The deal with Waterloo, Ontario-based RIM means its devices will now be able to connect to a Microsoft Office Live Communications Server 2005 (LCS) for IM and presence services, which makes the BlackBerry more attractive by extending its features beyond email. This is in line with the company’s overall strategy of broadening its offer beyond its area of core competence.

As for Microsoft, the deal represents another reason for companies to buy LCS licenses, said Neil Laver, head of sales and marketing for Microsoft’s Real Time Collaboration (RTC) Group in the UK. These come in two flavors, Regular and Enterprise, the latter offering including things like failover clustering and integration with SQL databases for message archiving.

The announcement reveals again that Microsoft is becoming more of a federal organization that a centralized state. Earlier this year it licensed its ActiveSync synchronization technology for Exchange to the Symbian alliance, one of the archrivals to Windows Mobile (the new converged name for Pocket PC and Windows Smartphone).

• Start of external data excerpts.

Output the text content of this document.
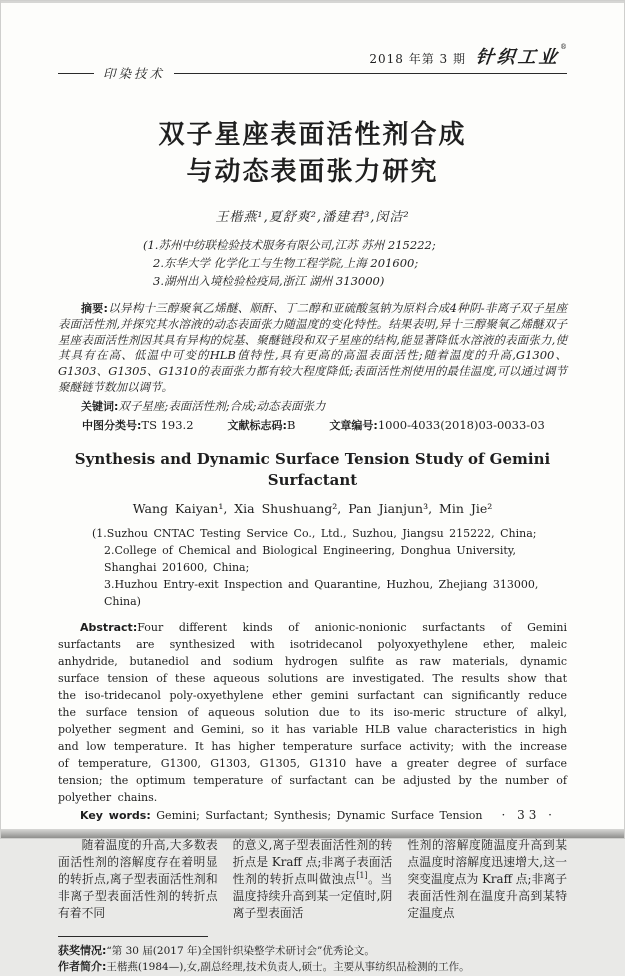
2018 年第 3 期 针织工业®
印染技术
双子星座表面活性剂合成
与动态表面张力研究

王楷燕¹,夏舒爽²,潘建君³,闵洁²

(1.苏州中纺联检验技术服务有限公司,江苏 苏州 215222;
2.东华大学 化学化工与生物工程学院,上海 201600;
3.湖州出入境检验检疫局,浙江 湖州 313000)

摘要:以异构十三醇聚氧乙烯醚、顺酐、丁二醇和亚硫酸氢钠为原料合成4种阴-非离子双子星座表面活性剂,并探究其水溶液的动态表面张力随温度的变化特性。结果表明,异十三醇聚氧乙烯醚双子星座表面活性剂因其具有异构的烷基、聚醚链段和双子星座的结构,能显著降低水溶液的表面张力,使其具有在高、低温中可变的HLB值特性,具有更高的高温表面活性;随着温度的升高,G1300、G1303、G1305、G1310的表面张力都有较大程度降低;表面活性剂使用的最佳温度,可以通过调节聚醚链节数加以调节。

关键词:双子星座;表面活性剂;合成;动态表面张力

中图分类号:TS 193.2	文献标志码:B	文章编号:1000-4033(2018)03-0033-03
Synthesis and Dynamic Surface Tension Study of Gemini Surfactant

Wang Kaiyan¹, Xia Shushuang², Pan Jianjun³, Min Jie²

(1.Suzhou CNTAC Testing Service Co., Ltd., Suzhou, Jiangsu 215222, China;
2.College of Chemical and Biological Engineering, Donghua University, Shanghai 201600, China;
3.Huzhou Entry-exit Inspection and Quarantine, Huzhou, Zhejiang 313000, China)

Abstract:Four different kinds of anionic-nonionic surfactants of Gemini surfactants are synthesized with isotridecanol polyoxyethylene ether, maleic anhydride, butanediol and sodium hydrogen sulfite as raw materials, dynamic surface tension of these aqueous solutions are investigated. The results show that the iso-tridecanol poly-oxyethylene ether gemini surfactant can significantly reduce the surface tension of aqueous solution due to its iso-meric structure of alkyl, polyether segment and Gemini, so it has variable HLB value characteristics in high and low temperature. It has higher temperature surface activity; with the increase of temperature, G1300, G1303, G1305, G1310 have a greater degree of surface tension; the optimum temperature of surfactant can be adjusted by the number of polyether chains.

Key words: Gemini; Surfactant; Synthesis; Dynamic Surface Tension

随着温度的升高,大多数表面活性剂的溶解度存在着明显的转折点,离子型表面活性剂和非离子型表面活性剂的转折点有着不同

的意义,离子型表面活性剂的转折点是 Kraff 点;非离子表面活性剂的转折点叫做浊点[1]。当温度持续升高到某一定值时,阴离子型表面活

性剂的溶解度随温度升高到某点温度时溶解度迅速增大,这一突变温度点为 Kraff 点;非离子表面活性剂在温度升高到某特定温度点

获奖情况:“第 30 届(2017 年)全国针织染整学术研讨会”优秀论文。

作者简介:王楷燕(1984—),女,副总经理,技术负责人,硕士。主要从事纺织品检测的工作。

· 33 ·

The logic there was that it was more important to boost Exchange’s standing on mobile devices vis-a -vis the BlackBerry service that to protect the in-house mobile OS against Symbian. Now the Redmond, Washington-based giant is enabling the market leader in push email to offer some of the features of the RTC box of goodies, though Laver was quick to point out that, in parallel with the announcement with RIM, Microsoft also announced it plans to deliver an LCS client on Windows Mobile-based phones.

This is the mobile version of the Microsoft Communicator 2005 desktop product from the RTC Group, due to be launched in the next couple of months. Laver said the mobile version will offer presence, IM and access to corporate directories from mobile devices, not to mention web conferencing and videoconferencing in later iterations.

Laver added that, while the deal with RIM will also require a small client to be loaded onto BlackBerries, it’s likely the experience won’t be as functionally rich as the one on Windows Mobile devices. Indeed, the joint announcement mentioned only IM and presence, whereas the Communicator client on Windows Mobile promises the full gamut of RTC capabilities, together with integration with other Microsoft apps back at the office.

The client software itself won’t be charged for by either Microsoft on the Windows Mobile phones or BlackBerry, since it is designed to drive LCS revenue. That said, users will have to pay a client access fee to access LCS, as well as a few dollars more for internet access, said Laver.